More dangerous than the enemy you see, is the one unseen. Especially the ones that seem to come as your friend. Perhaps that was me – a wolf in sheep clothing. A person that walked, talked and acted like something pure and innocent but underneath – an unrepentant smooth talker waiting for you to let your guard down before pouncing. And knowing myself, people do eventually let their guard down around me… they think I’m trustworthy, they think it’s safe to let me in, they think I will do no harm. And that’s the scariest part for me. That people would trust me more than I would myself. I cannot guarantee that no harm will be done. Circumstances beyond my control will come in. My own weakness will come in. I am neither capable nor strong enough to come into someone’s life and not end up hurting them intentionally or not. Never again will I try reassuring someone that I will do nothing to hurt them, because I know I will.

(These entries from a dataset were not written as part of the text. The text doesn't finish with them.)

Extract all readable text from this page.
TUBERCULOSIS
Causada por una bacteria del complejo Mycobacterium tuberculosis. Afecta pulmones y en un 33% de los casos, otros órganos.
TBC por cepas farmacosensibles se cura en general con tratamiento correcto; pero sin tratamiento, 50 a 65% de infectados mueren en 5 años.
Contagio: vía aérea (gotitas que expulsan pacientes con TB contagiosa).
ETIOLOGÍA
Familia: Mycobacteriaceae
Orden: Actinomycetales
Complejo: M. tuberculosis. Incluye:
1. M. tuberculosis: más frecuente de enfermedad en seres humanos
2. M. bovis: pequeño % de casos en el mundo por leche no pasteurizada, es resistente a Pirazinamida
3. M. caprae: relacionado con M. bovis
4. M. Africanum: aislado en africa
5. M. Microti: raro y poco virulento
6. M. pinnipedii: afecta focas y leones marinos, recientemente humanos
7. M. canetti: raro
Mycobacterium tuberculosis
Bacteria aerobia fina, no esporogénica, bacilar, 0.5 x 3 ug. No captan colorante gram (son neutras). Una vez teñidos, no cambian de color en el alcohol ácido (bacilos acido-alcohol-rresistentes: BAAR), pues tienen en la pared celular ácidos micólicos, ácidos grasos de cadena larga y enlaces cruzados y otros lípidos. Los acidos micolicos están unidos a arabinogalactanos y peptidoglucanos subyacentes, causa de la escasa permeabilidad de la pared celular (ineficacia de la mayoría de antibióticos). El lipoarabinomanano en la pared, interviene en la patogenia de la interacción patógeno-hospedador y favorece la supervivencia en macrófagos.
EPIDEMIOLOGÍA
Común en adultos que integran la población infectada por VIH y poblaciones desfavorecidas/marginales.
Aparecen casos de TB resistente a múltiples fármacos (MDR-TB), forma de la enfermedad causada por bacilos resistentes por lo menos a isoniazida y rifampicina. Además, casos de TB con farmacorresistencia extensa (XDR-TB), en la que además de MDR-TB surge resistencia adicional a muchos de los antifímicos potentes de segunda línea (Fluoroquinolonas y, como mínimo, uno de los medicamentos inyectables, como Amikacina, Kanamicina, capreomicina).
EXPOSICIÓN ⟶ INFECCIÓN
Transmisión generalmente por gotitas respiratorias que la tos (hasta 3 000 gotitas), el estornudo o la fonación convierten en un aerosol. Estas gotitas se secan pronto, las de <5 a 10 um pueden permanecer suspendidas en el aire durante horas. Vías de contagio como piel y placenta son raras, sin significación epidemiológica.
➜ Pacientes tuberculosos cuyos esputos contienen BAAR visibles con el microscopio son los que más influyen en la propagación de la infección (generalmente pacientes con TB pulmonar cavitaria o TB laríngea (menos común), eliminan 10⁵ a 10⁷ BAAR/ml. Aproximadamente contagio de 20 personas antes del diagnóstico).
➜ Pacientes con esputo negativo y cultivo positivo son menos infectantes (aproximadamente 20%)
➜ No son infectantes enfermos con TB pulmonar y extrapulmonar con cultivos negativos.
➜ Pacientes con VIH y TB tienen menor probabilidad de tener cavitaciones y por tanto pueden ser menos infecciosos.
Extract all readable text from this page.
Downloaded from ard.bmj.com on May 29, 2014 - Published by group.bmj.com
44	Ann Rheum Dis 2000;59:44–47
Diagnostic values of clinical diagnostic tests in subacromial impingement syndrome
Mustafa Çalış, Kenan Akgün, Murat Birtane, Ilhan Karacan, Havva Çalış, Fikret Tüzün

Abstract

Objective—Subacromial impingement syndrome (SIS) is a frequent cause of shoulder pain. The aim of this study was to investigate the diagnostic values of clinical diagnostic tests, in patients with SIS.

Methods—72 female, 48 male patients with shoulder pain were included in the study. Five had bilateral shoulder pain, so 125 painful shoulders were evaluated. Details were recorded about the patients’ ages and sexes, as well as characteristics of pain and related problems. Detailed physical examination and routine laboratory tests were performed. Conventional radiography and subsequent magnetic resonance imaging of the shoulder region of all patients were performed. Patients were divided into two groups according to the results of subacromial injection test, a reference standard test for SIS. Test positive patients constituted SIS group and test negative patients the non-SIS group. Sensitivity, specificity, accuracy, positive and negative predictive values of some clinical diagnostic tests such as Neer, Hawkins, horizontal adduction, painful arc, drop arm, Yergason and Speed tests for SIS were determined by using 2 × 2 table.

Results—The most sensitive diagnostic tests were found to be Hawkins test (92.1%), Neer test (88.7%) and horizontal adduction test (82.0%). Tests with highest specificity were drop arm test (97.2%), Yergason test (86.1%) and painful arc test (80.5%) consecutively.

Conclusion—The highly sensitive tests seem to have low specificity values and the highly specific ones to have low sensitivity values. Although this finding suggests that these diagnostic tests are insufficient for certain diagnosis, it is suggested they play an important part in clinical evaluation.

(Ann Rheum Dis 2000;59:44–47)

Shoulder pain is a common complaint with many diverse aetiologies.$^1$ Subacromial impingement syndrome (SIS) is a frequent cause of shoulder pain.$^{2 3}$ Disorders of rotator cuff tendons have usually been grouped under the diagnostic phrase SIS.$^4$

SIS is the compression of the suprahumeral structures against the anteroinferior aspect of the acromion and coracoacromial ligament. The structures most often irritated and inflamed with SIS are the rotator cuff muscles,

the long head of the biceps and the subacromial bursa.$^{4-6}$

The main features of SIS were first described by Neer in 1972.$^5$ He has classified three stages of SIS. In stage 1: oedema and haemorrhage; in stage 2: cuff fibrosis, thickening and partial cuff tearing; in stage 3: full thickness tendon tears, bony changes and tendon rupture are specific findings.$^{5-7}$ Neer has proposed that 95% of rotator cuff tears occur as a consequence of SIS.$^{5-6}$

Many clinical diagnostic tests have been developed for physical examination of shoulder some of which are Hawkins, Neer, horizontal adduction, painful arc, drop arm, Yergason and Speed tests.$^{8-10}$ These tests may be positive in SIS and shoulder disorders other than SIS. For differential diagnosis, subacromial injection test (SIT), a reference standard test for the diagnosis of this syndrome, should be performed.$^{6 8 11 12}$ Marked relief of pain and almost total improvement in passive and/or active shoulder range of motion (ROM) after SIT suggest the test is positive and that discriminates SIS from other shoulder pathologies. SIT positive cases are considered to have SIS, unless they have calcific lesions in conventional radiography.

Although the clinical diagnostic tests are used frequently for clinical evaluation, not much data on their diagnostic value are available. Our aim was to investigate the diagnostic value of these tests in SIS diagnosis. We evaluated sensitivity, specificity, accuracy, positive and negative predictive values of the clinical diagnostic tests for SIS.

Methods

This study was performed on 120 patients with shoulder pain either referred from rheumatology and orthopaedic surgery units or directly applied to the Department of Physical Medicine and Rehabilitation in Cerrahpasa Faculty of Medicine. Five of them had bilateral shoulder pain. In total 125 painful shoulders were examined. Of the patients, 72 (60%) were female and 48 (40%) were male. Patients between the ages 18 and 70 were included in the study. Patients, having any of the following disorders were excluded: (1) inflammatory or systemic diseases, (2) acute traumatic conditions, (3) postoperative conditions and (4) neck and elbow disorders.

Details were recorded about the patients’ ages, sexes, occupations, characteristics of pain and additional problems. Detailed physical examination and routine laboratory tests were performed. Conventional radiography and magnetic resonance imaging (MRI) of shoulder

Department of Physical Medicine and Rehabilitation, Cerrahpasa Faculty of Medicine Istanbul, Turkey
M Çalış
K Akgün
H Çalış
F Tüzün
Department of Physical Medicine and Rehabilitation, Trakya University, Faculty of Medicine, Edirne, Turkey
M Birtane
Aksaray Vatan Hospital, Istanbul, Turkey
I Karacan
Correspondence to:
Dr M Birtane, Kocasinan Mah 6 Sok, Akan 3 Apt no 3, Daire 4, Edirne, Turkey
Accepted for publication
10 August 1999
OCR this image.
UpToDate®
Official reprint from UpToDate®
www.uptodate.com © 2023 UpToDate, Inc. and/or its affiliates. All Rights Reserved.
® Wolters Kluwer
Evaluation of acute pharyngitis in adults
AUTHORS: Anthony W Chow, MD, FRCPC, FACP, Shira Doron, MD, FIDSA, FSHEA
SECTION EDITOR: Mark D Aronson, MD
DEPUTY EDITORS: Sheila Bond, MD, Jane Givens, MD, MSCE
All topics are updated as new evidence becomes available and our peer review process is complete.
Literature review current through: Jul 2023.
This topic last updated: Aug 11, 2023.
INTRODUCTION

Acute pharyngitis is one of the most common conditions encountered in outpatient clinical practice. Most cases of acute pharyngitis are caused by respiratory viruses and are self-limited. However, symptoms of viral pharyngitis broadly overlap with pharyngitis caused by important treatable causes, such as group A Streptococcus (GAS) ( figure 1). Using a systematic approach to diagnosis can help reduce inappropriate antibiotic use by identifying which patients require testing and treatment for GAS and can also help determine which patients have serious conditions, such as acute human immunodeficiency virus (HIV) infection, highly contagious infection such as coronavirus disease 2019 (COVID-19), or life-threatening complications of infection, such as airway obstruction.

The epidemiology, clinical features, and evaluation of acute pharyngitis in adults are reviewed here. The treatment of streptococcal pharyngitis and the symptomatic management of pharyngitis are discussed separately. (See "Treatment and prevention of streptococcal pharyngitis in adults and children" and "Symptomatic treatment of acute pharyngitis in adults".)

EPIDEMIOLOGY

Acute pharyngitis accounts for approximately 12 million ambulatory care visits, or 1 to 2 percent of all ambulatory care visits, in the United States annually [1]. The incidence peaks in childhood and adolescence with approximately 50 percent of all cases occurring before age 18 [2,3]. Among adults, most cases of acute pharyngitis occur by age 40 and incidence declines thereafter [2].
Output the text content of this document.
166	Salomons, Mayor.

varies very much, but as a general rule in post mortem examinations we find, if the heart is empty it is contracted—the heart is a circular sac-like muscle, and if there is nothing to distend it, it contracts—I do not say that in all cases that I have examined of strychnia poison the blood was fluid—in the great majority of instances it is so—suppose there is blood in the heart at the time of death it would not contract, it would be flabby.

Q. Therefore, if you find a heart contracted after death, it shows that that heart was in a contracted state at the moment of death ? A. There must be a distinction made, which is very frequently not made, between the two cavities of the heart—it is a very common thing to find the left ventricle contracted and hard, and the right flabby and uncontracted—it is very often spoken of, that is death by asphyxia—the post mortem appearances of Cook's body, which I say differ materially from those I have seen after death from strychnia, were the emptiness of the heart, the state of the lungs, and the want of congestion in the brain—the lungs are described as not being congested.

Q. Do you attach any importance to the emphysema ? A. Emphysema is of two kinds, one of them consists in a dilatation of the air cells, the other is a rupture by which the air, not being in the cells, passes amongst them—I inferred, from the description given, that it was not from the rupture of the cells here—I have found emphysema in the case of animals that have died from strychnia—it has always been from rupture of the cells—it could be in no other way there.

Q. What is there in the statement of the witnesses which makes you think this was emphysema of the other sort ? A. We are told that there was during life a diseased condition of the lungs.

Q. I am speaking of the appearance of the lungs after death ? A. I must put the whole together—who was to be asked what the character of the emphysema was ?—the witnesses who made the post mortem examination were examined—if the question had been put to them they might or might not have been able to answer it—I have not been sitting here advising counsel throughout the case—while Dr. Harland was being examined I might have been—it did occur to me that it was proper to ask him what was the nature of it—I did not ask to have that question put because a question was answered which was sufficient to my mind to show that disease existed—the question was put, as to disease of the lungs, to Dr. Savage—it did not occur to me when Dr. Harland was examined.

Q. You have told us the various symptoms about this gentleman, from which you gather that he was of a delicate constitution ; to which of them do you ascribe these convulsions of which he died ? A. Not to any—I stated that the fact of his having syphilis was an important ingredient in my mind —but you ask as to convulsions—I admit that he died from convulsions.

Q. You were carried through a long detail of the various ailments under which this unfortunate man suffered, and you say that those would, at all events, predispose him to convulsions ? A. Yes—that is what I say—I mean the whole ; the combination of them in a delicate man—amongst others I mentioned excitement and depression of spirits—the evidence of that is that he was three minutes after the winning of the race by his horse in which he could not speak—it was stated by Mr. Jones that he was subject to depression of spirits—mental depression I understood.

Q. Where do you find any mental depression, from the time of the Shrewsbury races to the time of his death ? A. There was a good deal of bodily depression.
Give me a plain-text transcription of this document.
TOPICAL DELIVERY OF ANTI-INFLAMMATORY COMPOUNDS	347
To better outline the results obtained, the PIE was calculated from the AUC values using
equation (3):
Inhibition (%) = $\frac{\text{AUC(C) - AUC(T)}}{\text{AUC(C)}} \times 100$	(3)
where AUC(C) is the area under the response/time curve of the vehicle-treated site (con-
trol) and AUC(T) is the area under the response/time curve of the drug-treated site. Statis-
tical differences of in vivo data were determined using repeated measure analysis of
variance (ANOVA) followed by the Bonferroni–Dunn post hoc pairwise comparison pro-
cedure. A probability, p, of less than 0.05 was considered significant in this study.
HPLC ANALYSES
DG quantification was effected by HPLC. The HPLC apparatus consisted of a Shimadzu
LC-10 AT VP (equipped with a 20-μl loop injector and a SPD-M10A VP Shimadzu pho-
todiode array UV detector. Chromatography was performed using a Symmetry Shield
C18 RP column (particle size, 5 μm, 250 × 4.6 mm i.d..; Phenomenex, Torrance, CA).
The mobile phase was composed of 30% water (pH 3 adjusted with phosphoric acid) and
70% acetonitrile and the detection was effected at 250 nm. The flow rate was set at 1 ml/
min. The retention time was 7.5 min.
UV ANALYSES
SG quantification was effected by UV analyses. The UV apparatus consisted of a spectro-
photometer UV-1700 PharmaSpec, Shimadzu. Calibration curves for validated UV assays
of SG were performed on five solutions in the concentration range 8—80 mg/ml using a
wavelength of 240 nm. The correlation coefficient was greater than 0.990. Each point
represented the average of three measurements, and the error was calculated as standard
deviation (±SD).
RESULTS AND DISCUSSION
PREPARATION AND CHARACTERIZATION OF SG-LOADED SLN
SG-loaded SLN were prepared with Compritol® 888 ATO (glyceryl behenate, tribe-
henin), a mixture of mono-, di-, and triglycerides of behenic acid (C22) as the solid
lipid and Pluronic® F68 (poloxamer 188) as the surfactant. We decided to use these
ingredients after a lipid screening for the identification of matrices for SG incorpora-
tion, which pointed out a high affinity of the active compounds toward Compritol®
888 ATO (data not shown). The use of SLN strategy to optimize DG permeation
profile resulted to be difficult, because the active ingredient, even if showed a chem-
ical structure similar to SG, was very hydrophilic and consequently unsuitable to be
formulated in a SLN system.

But the only way to love someone in its broadest sense was to enter into their lives. But entering into their lives, I inevitably hurt them. Suddenly I didn’t know if I’ve been loving people in the right way. Is it possible to love someone without hurting them? Have I been doing it wrong? I ask myself who among those I loved were willing to love at the price of also being hurt. I knew some who have suffered through my misdeeds and still continue to be around… I hoped that meant that having me around was worth it for them. What about others? What about those who seem to think I’m this harmless guy? What about those with fragile hearts that need healing rather than more hurt? What about the ones who might think my friendship / relationship ISN’T worth the pain? I cannot tell anybody it will ever be worth it.
And so I concluded - as much as I may desire otherwise, to these people, perhaps it’s better for them that I stay away.